Content marketing

Always On: How to Embrace Evergreen Content

Marketers create content to address the specific issues that audiences are focusing on at particular moments in time. We react to events, trends, opinions and industry debates. We also develop content campaigns to fit immediate business priorities: a quarterly target for Marketing Qualified Leads (MQLs), for example, the launch of a new product, or the need to support an event.

However, just because content can talk to hot-button issues in the moment, doesn’t mean that it always has to. A lot of content marketing’s best work can take place over a longer timeframe, with a strategy that keeps working for months and even years. Always-on content that stays visible, and keeps reaching and engaging new audiences, can play a vital role as part of the growth engine for your business. It can continue to introduce people to your brand, drive demand for solutions and generate leads, long after it was first produced.

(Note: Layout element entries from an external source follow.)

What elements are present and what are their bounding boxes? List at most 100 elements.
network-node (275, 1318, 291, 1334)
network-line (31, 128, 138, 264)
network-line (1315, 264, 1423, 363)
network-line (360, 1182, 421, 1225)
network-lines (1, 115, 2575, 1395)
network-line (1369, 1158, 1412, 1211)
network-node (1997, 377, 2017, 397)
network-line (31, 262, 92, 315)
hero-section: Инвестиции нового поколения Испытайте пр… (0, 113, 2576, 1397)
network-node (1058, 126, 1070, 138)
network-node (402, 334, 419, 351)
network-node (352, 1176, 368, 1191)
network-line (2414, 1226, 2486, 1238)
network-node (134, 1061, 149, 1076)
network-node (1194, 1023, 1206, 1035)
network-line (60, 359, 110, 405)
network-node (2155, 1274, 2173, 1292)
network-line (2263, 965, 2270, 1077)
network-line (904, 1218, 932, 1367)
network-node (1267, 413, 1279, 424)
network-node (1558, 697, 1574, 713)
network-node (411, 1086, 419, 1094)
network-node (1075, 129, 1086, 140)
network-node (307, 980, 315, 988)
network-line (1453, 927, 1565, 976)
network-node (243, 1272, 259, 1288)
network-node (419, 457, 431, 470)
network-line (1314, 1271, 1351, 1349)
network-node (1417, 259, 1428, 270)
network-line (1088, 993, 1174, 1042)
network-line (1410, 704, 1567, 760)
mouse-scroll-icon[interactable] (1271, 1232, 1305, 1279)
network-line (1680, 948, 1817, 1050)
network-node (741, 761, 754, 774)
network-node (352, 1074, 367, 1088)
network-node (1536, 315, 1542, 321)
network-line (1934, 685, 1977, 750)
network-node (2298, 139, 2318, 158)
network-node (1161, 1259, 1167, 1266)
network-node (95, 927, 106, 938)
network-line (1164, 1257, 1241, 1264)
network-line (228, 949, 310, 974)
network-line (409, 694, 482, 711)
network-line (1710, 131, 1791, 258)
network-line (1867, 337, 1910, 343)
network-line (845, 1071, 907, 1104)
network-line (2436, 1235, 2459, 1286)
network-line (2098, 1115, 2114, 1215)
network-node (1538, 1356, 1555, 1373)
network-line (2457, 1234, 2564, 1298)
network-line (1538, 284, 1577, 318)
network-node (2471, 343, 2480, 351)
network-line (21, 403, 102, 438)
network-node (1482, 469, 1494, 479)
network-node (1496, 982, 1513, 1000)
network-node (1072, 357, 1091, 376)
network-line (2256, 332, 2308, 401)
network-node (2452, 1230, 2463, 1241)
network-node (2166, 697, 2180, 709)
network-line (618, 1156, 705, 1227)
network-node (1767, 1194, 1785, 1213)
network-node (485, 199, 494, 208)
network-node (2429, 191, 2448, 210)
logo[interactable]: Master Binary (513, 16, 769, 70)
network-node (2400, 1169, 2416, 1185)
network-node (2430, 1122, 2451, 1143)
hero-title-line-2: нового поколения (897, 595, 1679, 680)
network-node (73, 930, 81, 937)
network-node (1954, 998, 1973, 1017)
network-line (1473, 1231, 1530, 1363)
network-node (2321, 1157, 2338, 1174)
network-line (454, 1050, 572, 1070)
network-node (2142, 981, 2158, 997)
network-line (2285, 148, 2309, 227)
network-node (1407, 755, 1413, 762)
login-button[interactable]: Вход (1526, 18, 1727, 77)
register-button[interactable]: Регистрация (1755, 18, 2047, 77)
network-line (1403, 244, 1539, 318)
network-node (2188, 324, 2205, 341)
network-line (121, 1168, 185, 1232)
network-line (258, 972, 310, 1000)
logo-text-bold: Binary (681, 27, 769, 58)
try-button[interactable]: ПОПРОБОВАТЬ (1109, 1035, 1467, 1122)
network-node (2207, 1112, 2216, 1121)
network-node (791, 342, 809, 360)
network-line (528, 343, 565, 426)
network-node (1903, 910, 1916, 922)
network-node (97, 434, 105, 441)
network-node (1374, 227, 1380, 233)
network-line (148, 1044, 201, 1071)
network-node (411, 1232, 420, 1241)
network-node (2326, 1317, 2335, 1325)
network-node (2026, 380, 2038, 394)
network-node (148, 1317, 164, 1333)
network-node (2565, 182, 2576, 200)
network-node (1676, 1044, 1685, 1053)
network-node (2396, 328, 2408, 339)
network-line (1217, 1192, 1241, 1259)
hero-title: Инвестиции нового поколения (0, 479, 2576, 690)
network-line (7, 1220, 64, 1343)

A business’s proposition and products can change, the audience segments that it’s targeting can change – and so can the needs and priorities of the people in those audiences. However, they don’t change all that often or all that much. When you design your content assets around what you stand for as a business, and the fundamental value exchange between you and your audience, they can be as relevant to the buyers of tomorrow as they are to the buyers of today. And that means you can maximise the return you get, from the time and resource involved in producing them.

Think of all the great thought leadership content that you’ve produced in the last three years. Then ask yourself how visible that content is right now. Is it hiding somewhere around page seven of your blog? Did it drop out of your Sponsored Content campaigns long ago? When did one of your sales colleagues last share it with a relevant prospect? Then consider how much you’re currently investing in producing content that’s designed to do the same job: replacing something that didn’t necessarily need to be replaced.

An always-on content strategy runs on content that is always relevant and always impactful; content that feels alive in any season of any year. Here’s how to consciously plan, create and distribute it:

Evergreen content has enduring authority

If you want content to feel relevant and compelling years into the future, aim to give the definitive and most authoritative take on an issue. Don’t be afraid to go deep – and go long. At LinkedIn, we’ve been able to generate continuous engagement through ‘big rock’ content assets that involve us literally writing the book on how to market on our platform: assets like The Sophisticated Marketer’s Guide to LinkedIn, which is still one of our most important touchpoints for lead generation, more than five years after it was first published. Research that we conducted with Buzzsumo confirms that long-form blog posts of 2,000 words or more generate significantly more sharing and backlinks than shorter posts. These posts remain prominent in search results for years. Audiences continue to share them organically long after marketers stop actively promoting them. When you develop an always-on content strategy, you’re recognising this ongoing appetite for authoritative takes on subjects, and leveraging it more consciously by promoting this content rather than leaving people to find it for themselves.

Evergreen content has anti-ageing execution

It’s not usually the ideas in a piece of content that makes it feel old or out-of-date. Instead, it’s the time-sensitive details that remind audiences when it was produced and why. One of the easiest ways to produce more evergreen content (and get greater value from it) is to train yourself to edit out these details when it’s not strictly necessary to include them. If you’re filming interviews with influencers at an industry event, for example, try to avoid too many questions that reference the event specifically. You can then create short video clips based on the ideas that people share, which will feel fresh long into the future. Similarly, if you’re creating a post to wrap up key insights or learnings from an event, try organising it around the insights themselves rather than a list of the different sessions you attended.

Evergreen content can stage a comeback

If you keep a close eye on the analytics for your blog, you will often find that content you created for a specific moment is still generating traffic long after that moment has passed. A great example are the posts that thought leaders create at the start of the calendar year, with predictions for the next 12 months. If audiences are still finding valuable insight in these archived pieces then that’s the signal to give them an evergreen makeover. Go back over previous posts, update time-sensitive details, and give them a new lease of life.

Evergreen content has an evergreen media plan

An always-on media buying strategy maximises the value of evergreen content by playing the long game. If you’ve targeted a relevant audience for a piece of evergreen Sponsored Content, you can afford to bid low, leave the campaign running in the background, and reach your audience over a longer period of time while paying less for each impression or click. If the content isn’t time-sensitive, there’s no need to throw money at auctions in order to spend budget quickly. It’s fine to reach your audience in the moments that others aren’t bidding for. Doing so enables sustainable, always-on promotion of your consistently valuable, always-on content.

One of the most common mistakes that marketers is to assume that there are certain points in the year that they need to avoid in their media schedule. It feels sensible to pause campaigns during the holiday season or the summer months, for example, when we assume that people have other things on their mind and will be too busy to engage with us. However, while it might not add up to create lots of fresh content specifically for these periods, it most definitely does make sense to keep promoting evergreen content assets. LinkedIn data shows that addressable audience sizes and click-through rates both remain relatively high during the holiday period. What does drop off is the level of competition for these audiences. That can make these moments a great opportunity for new audiences to discover the value in your evergreen content.